Ses grandes qualités d'écoute et de présence ont amené ses clients à s'engager pleinement dans la démarche et à participer à l'établissement de leurs programmes de coaching. En outre, son travail dans le programme de six mois lui a permis d'approfondir encore davantage son introspection et ses propres pratiques, et d'affermir ainsi sa relation avec ses clients.
Une fois la relation bien établie et les clients prêts à parler de leur situation et de leurs défis, des thèmes communs - presque des luttes essentielles - sont apparus. Alex a vu beaucoup de compassion et de courage chez ses clients, même s'il savait qu'ils ne se considéraient pas eux-mêmes comme courageux. Il a déployé beaucoup d'efforts pour les aider à trouver en eux la confiance et la force de prendre à bras-le-corps les changements qu'ils devaient affronter. Il employait des métaphores pour les aider à découvrir de nouvelles possibilités qu'ils pourraient exploiter et ne cessait de les encourager à expliquer leur monde dans leurs propres termes, de manière à ce qu'ils puissent l'habiter différemment, plus efficacement.
Ses clients ont commencé à avoir une nouvelle vision des choses. Ils essayaient d'autres façons d'aborder les problèmes et cherchaient en quoi ces approches pouvaient les aider ou leur nuire. Alex les encourageait à comprendre que le stress et la crainte n'étaient pas mauvais en soi mais étaient inhérents à tout changement et que le défi consistait à trouver des moyens d'utiliser cette énergie différemment. Pour les deux clients, c'était là une révélation qui leur donnait des outils d'analyse nouveaux et puissants.
Pour Alex également, le coaching donnait des résultats remarquables.
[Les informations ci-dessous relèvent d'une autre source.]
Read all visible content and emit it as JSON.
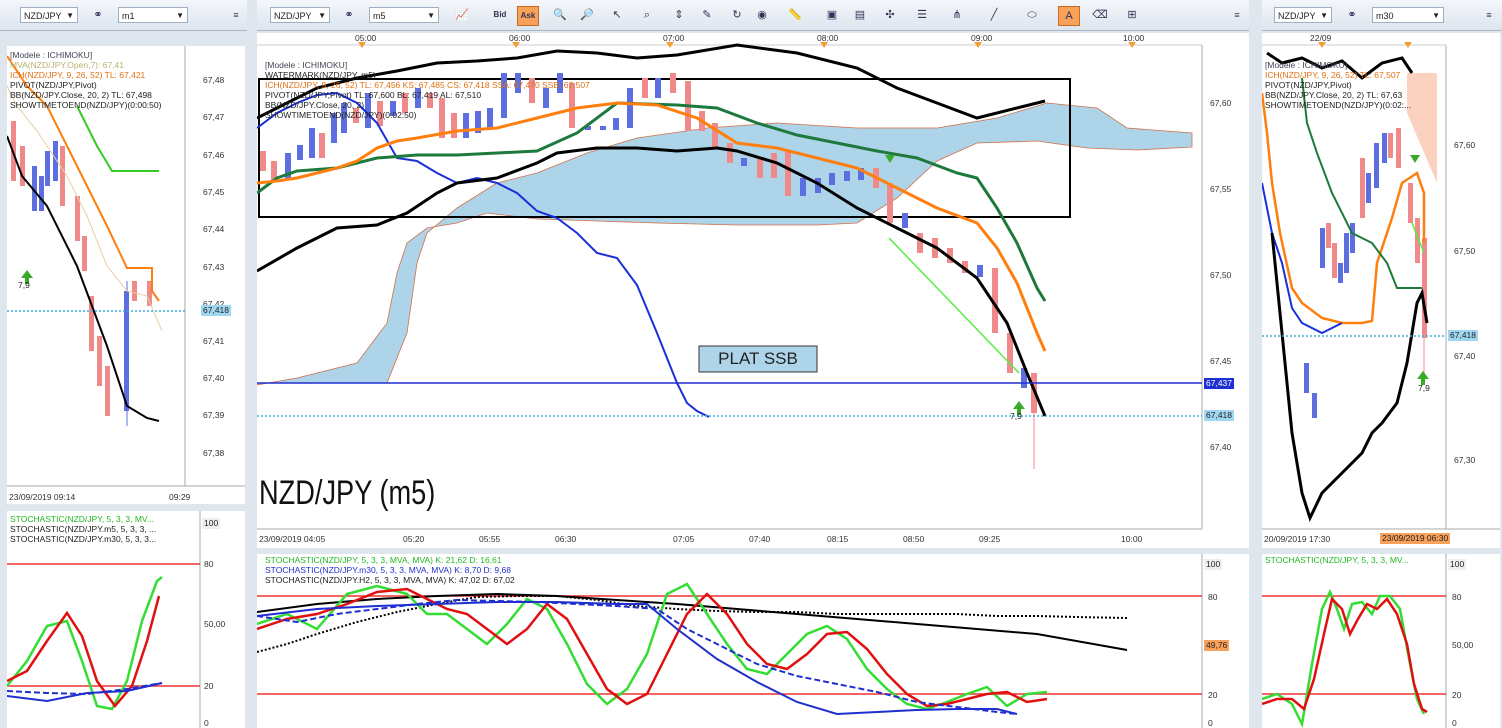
{
  "left": {
    "symbol": "NZD/JPY",
    "timeframe": "m1",
    "legend": [
      "[Modele : ICHIMOKU]",
      "MVA(NZD/JPY.Open,7): 67,41",
      "ICH(NZD/JPY, 9, 26, 52)  TL: 67,421",
      "PIVOT(NZD/JPY,Pivot)",
      "BB(NZD/JPY.Close, 20, 2)  TL: 67,498",
      "SHOWTIMETOEND(NZD/JPY)(0:00:50)"
    ],
    "yticks": [
      "67,48",
      "67,47",
      "67,46",
      "67,45",
      "67,44",
      "67,43",
      "67,42",
      "67,41",
      "67,40",
      "67,39",
      "67,38"
    ],
    "price_tag": "67,418",
    "arrow_label": "7,9",
    "xlabels": [
      "23/09/2019 09:14",
      "09:29"
    ],
    "stoch_legend": [
      "STOCHASTIC(NZD/JPY, 5, 3, 3, MV...",
      "STOCHASTIC(NZD/JPY.m5, 5, 3, 3, ...",
      "STOCHASTIC(NZD/JPY.m30, 5, 3, 3..."
    ],
    "stoch_ticks": [
      "100",
      "80",
      "50,00",
      "20",
      "0"
    ]
  },
  "main": {
    "symbol": "NZD/JPY",
    "timeframe": "m5",
    "bid_label": "Bid",
    "ask_label": "Ask",
    "top_times": [
      "05:00",
      "06:00",
      "07:00",
      "08:00",
      "09:00",
      "10:00"
    ],
    "legend": [
      "[Modele : ICHIMOKU]",
      "WATERMARK(NZD/JPY, m5)",
      "ICH(NZD/JPY, 9, 26, 52)  TL: 67,456  KS: 67,485  CS: 67,418  SSA: 67,470  SSB: 67,507",
      "PIVOT(NZD/JPY,Pivot)  TL: 67,600  BL: 67,419  AL: 67,510",
      "BB(NZD/JPY.Close, 20, 2)",
      "SHOWTIMETOEND(NZD/JPY)(0:02:50)"
    ],
    "annotation": "PLAT SSB",
    "watermark": "NZD/JPY (m5)",
    "yticks": [
      "67,60",
      "67,55",
      "67,50",
      "67,45",
      "67,40"
    ],
    "price_tag_blue": "67,437",
    "price_tag_cyan": "67,418",
    "arrow_label": "7,9",
    "xlabels": [
      "23/09/2019 04:05",
      "05:20",
      "05:55",
      "06:30",
      "07:05",
      "07:40",
      "08:15",
      "08:50",
      "09:25",
      "10:00"
    ],
    "stoch_legend": [
      "STOCHASTIC(NZD/JPY, 5, 3, 3, MVA, MVA)  K: 21,62  D: 16,61",
      "STOCHASTIC(NZD/JPY.m30, 5, 3, 3, MVA, MVA)  K: 8,70  D: 9,68",
      "STOCHASTIC(NZD/JPY.H2, 5, 3, 3, MVA, MVA)  K: 47,02  D: 67,02"
    ],
    "stoch_ticks": [
      "100",
      "80",
      "49,76",
      "20",
      "0"
    ]
  },
  "right": {
    "symbol": "NZD/JPY",
    "timeframe": "m30",
    "top_date": "22/09",
    "legend": [
      "[Modele : ICHIMOKU]",
      "ICH(NZD/JPY, 9, 26, 52)  TL: 67,507",
      "PIVOT(NZD/JPY,Pivot)",
      "BB(NZD/JPY.Close, 20, 2)  TL: 67,63",
      "SHOWTIMETOEND(NZD/JPY)(0:02:..."
    ],
    "yticks": [
      "67,60",
      "67,50",
      "67,40",
      "67,30"
    ],
    "price_tag": "67,418",
    "arrow_label": "7,9",
    "xlabels": [
      "20/09/2019 17:30",
      "23/09/2019 06:30"
    ],
    "stoch_legend": [
      "STOCHASTIC(NZD/JPY, 5, 3, 3, MV..."
    ],
    "stoch_ticks": [
      "100",
      "80",
      "50,00",
      "20",
      "0"
    ]
  },
  "colors": {
    "up": "#5d6fe0",
    "down": "#f08a8a",
    "ssb_cloud": "#aed4ea",
    "ks": "#1e7a3c",
    "tl": "#ff7f0e",
    "bb": "#000000",
    "cs": "#1a2fd8",
    "stoch_k": "#33dd33",
    "stoch_d": "#e01010",
    "stoch_m30": "#1f2fd0"
  }
}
Il s'efforçait toujours d'aider ses clients à devenir des gestionnaires capables de se corriger et de se former eux mêmes, et d'améliorer leur rendement à long terme. Sa capacité d'introspection se renforçait, ce qui le rendait de plus en plus curieux du monde qui l'entourait. Il s'est mis à réfléchir différemment à son travail et à adopter des comportements plus productifs. Il se sentait plus calme, plus doux. Il se voyait grandir et apprendre quotidiennement - c'était comme réapprendre à marcher.
Le fait de coacher de " vraies " personnes a renforcé son engagement de diffuser la culture du coaching dans la fonction publique - dans un seul ministère ou dans toute l'organisation. Le coaching est devenu pour lui une vocation plutôt qu'un outil parmi d'autres dans sa trousse de leader.